Лакей принес женский лисий салоп.
— Дурак, я тебе сказал соболий. Эй, Матрешка, соболий! — крикнул он так, что далеко по комнатам раздался его голос.
Красивая, худая и бледная цыганка, с блестящими, черными глазами и с черными, курчавыми сизого отлива волосами, в красной шали, выбежала с собольим салопом на руке.
— Что ж, мне не жаль, ты возьми, — сказала она, видимо робея перед своим господином и жалея салопа.
Долохов, не отвечая ей, взял шубу, накинул ее на Матрешу и закутал ее.
— Вот так, — сказал Долохов. — И потом вот так, — сказал он, и поднял ей около головы воротник, оставляя его только перед лицом немного открытым. — Потом вот так, видишь? — и он придвинул голову Анатоля к отверстию, оставленному воротником, из которого виднелась блестящая улыбка Матреши.
— Ну прощай, Матреша, — сказал Анатоль, целуя ее. — Эх, кончена моя гульба здесь! Стешке кланяйся. Ну, прощай! Прощай, Матреша; ты мне пожелай счастья.
— Ну, дай-то вам Бог, князь, счастья большого, — сказала Матреша, с своим цыганским акцентом.
У крыльца стояли две тройки, двое молодцов ямщиков держали их.
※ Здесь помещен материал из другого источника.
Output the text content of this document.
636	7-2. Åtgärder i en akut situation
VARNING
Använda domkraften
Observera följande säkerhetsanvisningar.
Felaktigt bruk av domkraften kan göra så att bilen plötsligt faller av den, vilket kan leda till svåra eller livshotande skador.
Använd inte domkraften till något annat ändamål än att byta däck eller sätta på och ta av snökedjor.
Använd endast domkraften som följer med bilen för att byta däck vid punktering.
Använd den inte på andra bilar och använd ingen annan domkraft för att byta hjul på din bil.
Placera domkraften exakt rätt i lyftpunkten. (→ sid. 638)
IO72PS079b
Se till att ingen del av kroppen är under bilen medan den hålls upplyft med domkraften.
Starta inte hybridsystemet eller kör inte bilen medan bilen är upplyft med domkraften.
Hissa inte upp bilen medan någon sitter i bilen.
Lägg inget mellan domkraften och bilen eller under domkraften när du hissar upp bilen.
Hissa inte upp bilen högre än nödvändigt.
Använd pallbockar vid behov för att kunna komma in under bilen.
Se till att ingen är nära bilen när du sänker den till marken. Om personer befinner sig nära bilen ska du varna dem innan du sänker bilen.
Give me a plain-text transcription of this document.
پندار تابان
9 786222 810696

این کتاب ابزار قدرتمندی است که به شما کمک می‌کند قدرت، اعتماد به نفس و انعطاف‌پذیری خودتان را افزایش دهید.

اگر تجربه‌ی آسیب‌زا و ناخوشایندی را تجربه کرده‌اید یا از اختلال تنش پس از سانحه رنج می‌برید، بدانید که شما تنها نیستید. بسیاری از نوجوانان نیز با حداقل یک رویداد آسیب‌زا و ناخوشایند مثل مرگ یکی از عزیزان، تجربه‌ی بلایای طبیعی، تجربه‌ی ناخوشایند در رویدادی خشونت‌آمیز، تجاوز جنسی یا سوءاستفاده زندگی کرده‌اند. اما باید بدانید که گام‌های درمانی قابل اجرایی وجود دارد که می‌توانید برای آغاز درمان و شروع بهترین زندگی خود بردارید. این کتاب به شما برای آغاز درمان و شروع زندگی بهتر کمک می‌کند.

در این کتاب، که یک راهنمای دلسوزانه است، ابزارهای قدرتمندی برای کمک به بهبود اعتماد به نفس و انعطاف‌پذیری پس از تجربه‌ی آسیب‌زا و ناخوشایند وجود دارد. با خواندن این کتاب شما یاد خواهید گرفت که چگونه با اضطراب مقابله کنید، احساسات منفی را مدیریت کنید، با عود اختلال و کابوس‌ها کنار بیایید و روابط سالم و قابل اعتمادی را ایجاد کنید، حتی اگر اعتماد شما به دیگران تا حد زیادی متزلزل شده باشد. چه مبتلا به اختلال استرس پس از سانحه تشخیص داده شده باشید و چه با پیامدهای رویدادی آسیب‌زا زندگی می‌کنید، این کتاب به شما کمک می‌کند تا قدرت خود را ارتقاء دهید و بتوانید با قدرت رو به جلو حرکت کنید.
Балага сел на переднюю тройку, и, высоко поднимая локти, неторопливо разобрал вожжи. Анатоль и Долохов сели к нему. Макарин, Хвостиков и лакей сели в другую тройку.
— Готовы, что ль? — спросил Балага.
— Пущай! — крикнул он, заматывая вокруг рук вожжи, и тройка понесла бить вниз по Никитскому бульвару.
— Тпрру! Поди, эй!… Тпрру, — только слышался крик Балаги и молодца, сидевшего на козлах. На Арбатской площади тройка зацепила карету, что-то затрещало, послышался крик, и тройка полетела по Арбату.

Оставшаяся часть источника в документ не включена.